The UK chancellor Rishi Sunak accepted that a review is necessary to the appointed representative regime within financial services. The acceptance came in the light of the Greensill scandal – Greensill was based in the UK, arranging tens of billions of pounds in financing each year but largely escaped direct UK regulatory oversight due to its appointed representative status. Sam Woods, deputy governor for prudential regulation at the Bank of England, told a committee of MPs that the appointed representative regime was designed forty years ago for self-employed salespeople rather than the likes of Greensill.
Swedish regulator opens market abuse investigation.
The Swedish Financial Supervisory Authority is investigating listed private equity group EQT after controversial sales of $2.7bn worth of shares by top executives.
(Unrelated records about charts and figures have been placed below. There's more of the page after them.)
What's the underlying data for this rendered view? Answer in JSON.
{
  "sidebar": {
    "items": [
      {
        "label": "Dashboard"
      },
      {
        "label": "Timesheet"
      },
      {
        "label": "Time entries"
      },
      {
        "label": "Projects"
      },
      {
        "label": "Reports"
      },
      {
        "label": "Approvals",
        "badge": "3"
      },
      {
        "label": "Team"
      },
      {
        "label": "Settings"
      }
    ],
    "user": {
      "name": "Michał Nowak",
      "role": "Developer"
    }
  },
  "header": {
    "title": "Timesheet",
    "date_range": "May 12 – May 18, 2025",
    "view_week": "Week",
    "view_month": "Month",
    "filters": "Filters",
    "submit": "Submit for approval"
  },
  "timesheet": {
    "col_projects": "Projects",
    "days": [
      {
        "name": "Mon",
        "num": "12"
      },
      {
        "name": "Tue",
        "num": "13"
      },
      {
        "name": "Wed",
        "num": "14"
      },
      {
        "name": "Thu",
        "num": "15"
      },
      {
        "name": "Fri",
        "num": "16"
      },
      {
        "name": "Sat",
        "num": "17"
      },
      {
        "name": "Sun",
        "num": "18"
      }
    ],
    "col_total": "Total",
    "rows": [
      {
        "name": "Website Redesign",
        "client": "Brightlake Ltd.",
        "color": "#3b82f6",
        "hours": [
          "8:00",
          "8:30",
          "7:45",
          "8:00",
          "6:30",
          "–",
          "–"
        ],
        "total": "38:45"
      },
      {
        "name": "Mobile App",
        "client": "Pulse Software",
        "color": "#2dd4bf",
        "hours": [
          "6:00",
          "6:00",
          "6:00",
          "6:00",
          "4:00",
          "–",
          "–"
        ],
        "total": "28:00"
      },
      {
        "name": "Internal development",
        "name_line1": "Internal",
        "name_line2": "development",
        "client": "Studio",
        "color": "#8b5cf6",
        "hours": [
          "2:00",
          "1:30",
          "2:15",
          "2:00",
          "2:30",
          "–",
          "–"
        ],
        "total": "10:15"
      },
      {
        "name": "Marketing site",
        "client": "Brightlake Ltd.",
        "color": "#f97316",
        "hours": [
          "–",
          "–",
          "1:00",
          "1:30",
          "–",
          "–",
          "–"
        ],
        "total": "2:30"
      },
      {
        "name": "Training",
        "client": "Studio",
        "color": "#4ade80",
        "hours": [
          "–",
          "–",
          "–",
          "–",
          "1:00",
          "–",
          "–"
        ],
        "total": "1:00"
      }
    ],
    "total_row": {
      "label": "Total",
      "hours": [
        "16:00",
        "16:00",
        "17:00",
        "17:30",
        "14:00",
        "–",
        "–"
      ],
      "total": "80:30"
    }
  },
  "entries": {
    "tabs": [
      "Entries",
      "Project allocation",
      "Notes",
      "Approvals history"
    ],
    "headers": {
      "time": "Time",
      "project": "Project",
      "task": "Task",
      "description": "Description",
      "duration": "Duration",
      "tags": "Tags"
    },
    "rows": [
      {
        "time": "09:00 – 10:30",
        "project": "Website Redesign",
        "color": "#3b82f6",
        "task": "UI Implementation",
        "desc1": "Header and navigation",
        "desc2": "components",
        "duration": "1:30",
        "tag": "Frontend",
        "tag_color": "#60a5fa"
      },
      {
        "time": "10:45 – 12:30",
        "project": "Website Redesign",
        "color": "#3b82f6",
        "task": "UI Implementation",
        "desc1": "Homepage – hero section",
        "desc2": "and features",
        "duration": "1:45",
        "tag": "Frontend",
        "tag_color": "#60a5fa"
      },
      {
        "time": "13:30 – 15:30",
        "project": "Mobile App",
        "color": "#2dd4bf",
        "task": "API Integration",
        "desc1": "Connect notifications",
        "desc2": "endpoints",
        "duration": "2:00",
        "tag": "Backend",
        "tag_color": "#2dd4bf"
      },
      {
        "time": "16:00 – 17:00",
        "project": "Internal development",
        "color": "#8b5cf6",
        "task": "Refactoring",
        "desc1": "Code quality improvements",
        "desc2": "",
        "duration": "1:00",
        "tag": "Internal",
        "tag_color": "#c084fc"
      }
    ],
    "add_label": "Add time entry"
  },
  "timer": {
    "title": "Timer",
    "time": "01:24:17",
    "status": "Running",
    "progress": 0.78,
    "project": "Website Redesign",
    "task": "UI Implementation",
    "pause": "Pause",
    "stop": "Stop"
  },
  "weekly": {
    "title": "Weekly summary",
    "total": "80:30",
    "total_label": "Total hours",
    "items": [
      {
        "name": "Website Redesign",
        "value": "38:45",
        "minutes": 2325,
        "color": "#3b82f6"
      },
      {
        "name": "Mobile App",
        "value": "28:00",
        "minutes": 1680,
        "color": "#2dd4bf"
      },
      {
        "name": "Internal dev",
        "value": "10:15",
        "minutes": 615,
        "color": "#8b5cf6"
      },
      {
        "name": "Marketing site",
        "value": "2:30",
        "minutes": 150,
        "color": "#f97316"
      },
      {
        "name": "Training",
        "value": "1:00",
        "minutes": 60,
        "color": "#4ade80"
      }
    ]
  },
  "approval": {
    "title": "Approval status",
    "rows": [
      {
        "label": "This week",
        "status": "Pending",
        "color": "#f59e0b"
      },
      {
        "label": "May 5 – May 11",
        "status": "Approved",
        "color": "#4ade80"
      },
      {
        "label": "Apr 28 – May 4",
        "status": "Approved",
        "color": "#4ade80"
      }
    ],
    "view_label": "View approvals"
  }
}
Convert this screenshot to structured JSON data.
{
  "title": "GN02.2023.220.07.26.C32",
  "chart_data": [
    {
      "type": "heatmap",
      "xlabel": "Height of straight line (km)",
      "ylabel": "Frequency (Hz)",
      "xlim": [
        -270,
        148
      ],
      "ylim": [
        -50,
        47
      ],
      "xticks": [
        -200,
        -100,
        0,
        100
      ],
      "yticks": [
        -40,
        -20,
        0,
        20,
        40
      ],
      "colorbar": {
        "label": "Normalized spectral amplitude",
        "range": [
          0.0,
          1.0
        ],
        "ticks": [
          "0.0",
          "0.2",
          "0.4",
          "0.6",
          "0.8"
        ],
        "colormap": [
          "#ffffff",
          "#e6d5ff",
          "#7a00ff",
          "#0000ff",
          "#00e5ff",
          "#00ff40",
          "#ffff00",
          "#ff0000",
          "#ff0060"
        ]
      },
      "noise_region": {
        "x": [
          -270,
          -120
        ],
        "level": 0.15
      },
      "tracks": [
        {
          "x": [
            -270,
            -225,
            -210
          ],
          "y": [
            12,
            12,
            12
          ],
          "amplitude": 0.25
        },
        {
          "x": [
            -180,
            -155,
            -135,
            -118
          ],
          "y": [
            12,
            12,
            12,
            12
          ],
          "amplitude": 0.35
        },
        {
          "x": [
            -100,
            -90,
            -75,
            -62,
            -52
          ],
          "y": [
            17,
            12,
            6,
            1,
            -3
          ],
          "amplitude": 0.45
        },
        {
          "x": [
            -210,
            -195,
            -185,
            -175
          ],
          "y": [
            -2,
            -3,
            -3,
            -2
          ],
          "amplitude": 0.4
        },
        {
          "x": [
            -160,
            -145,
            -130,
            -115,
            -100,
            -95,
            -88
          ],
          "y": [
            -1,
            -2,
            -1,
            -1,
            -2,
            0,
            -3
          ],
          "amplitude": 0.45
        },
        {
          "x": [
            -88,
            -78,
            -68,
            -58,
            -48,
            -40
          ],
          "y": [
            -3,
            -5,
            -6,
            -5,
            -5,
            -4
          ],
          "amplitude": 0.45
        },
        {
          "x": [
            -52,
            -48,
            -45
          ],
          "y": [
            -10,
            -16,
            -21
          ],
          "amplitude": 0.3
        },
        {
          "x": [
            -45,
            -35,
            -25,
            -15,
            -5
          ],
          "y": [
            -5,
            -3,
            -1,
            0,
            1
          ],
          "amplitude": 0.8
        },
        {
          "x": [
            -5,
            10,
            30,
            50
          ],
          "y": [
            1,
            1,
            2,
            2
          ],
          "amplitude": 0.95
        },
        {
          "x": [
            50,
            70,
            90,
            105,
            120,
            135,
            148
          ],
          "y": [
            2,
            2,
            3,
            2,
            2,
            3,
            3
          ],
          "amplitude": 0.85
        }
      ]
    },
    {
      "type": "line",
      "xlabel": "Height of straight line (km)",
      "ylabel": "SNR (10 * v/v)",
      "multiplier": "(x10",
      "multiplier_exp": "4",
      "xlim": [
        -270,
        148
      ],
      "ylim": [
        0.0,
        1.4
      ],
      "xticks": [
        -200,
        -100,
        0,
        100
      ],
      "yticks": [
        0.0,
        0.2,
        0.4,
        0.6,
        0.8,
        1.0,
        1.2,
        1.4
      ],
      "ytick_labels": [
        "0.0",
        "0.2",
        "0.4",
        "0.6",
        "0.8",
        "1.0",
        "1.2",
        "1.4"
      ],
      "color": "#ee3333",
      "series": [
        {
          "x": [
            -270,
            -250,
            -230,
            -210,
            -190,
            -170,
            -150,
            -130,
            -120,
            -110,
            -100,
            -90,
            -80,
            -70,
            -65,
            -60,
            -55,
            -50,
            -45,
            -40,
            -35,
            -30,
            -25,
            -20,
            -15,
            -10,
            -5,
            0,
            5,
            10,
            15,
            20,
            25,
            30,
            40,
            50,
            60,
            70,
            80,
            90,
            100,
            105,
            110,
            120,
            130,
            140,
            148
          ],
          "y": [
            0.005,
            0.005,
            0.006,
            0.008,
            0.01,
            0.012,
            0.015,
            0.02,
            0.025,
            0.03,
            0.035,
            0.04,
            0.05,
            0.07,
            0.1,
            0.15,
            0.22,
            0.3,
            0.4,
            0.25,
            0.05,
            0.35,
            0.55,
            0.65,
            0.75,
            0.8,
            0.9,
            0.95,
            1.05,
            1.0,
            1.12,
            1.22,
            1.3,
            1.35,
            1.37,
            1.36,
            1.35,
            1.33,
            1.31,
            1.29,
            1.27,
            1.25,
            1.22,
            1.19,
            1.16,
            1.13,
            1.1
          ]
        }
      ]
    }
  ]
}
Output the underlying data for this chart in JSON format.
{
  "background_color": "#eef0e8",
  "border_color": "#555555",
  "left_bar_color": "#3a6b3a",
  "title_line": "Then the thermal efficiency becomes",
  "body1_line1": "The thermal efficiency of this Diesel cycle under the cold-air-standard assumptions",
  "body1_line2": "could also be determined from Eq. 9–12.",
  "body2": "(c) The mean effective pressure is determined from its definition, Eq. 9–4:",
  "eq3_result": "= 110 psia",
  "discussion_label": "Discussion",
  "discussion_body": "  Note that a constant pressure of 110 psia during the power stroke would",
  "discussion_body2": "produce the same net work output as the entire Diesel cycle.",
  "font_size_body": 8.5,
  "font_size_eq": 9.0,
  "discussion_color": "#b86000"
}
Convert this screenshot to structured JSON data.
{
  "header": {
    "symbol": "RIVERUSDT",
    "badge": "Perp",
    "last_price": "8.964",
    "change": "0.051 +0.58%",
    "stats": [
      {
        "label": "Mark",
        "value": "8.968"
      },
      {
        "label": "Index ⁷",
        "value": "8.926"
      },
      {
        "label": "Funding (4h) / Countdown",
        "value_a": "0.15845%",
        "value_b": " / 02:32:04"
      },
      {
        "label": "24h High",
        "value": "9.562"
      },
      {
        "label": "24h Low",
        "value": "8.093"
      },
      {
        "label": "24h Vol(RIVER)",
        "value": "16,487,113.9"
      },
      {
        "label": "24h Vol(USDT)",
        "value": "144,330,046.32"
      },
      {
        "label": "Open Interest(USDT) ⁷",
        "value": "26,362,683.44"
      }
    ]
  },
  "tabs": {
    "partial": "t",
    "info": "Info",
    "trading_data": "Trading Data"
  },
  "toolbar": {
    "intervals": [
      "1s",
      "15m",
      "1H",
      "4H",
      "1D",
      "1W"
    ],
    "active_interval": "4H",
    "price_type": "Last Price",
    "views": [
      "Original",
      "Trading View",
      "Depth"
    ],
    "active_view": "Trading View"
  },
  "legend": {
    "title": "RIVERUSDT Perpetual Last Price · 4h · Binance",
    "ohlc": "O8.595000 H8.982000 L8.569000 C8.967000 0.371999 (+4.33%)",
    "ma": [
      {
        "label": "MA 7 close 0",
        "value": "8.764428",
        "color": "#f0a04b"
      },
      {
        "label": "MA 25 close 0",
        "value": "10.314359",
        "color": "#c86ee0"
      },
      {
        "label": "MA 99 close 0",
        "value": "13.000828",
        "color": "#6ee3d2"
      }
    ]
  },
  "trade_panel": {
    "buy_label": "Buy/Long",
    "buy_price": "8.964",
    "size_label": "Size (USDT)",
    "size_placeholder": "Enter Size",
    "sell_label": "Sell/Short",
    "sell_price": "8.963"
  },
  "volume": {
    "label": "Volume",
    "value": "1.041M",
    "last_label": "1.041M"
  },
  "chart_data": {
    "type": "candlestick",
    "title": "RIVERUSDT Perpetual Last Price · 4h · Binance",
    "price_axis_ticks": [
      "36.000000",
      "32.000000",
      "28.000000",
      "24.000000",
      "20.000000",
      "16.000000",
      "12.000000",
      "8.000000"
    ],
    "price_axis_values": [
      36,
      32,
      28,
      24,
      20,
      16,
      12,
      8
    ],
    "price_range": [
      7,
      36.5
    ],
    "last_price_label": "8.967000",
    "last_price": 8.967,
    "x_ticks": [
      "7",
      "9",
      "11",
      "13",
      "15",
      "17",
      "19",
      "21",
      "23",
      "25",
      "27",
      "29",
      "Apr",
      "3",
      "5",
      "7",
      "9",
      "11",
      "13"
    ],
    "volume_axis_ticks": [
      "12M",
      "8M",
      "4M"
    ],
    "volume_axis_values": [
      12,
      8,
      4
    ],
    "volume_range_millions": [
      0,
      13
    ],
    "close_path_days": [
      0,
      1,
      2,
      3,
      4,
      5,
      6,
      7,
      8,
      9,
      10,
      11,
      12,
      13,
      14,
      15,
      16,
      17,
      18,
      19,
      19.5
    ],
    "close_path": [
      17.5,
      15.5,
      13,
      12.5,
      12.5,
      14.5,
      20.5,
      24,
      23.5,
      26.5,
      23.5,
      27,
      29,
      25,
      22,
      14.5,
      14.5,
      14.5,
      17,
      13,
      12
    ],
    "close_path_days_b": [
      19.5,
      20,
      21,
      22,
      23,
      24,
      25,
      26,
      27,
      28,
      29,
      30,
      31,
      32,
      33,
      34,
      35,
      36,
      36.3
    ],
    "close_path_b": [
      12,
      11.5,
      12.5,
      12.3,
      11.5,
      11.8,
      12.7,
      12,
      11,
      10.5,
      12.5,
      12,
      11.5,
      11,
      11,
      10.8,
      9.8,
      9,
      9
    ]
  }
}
EQT IPO’d in 2019 and revealed a lock-up agreement that was due to run until 2022. It then announced on 7th September 2021 that sixty-three million shares would be sold by former partners. The justification appears to be to boost the liquidity in the stock.
Grant Thornton fined £2.3m for audit failings.
Professional services firm Grant Thornton was fined £2.3m plus costs of a further £650k by the Financial Reporting Council for a “serious lack of competence” over its audits of collapsed café chain Patisserie Valerie. The individual leading the audit was also fined almost £88k and banned from carrying out statutory audits for three years. Patisserie Valerie fell into receivership in January 2019 amongst allegations of fraud and had received clean audit reports from Grant Thornton for 2015, 2016 and 2017.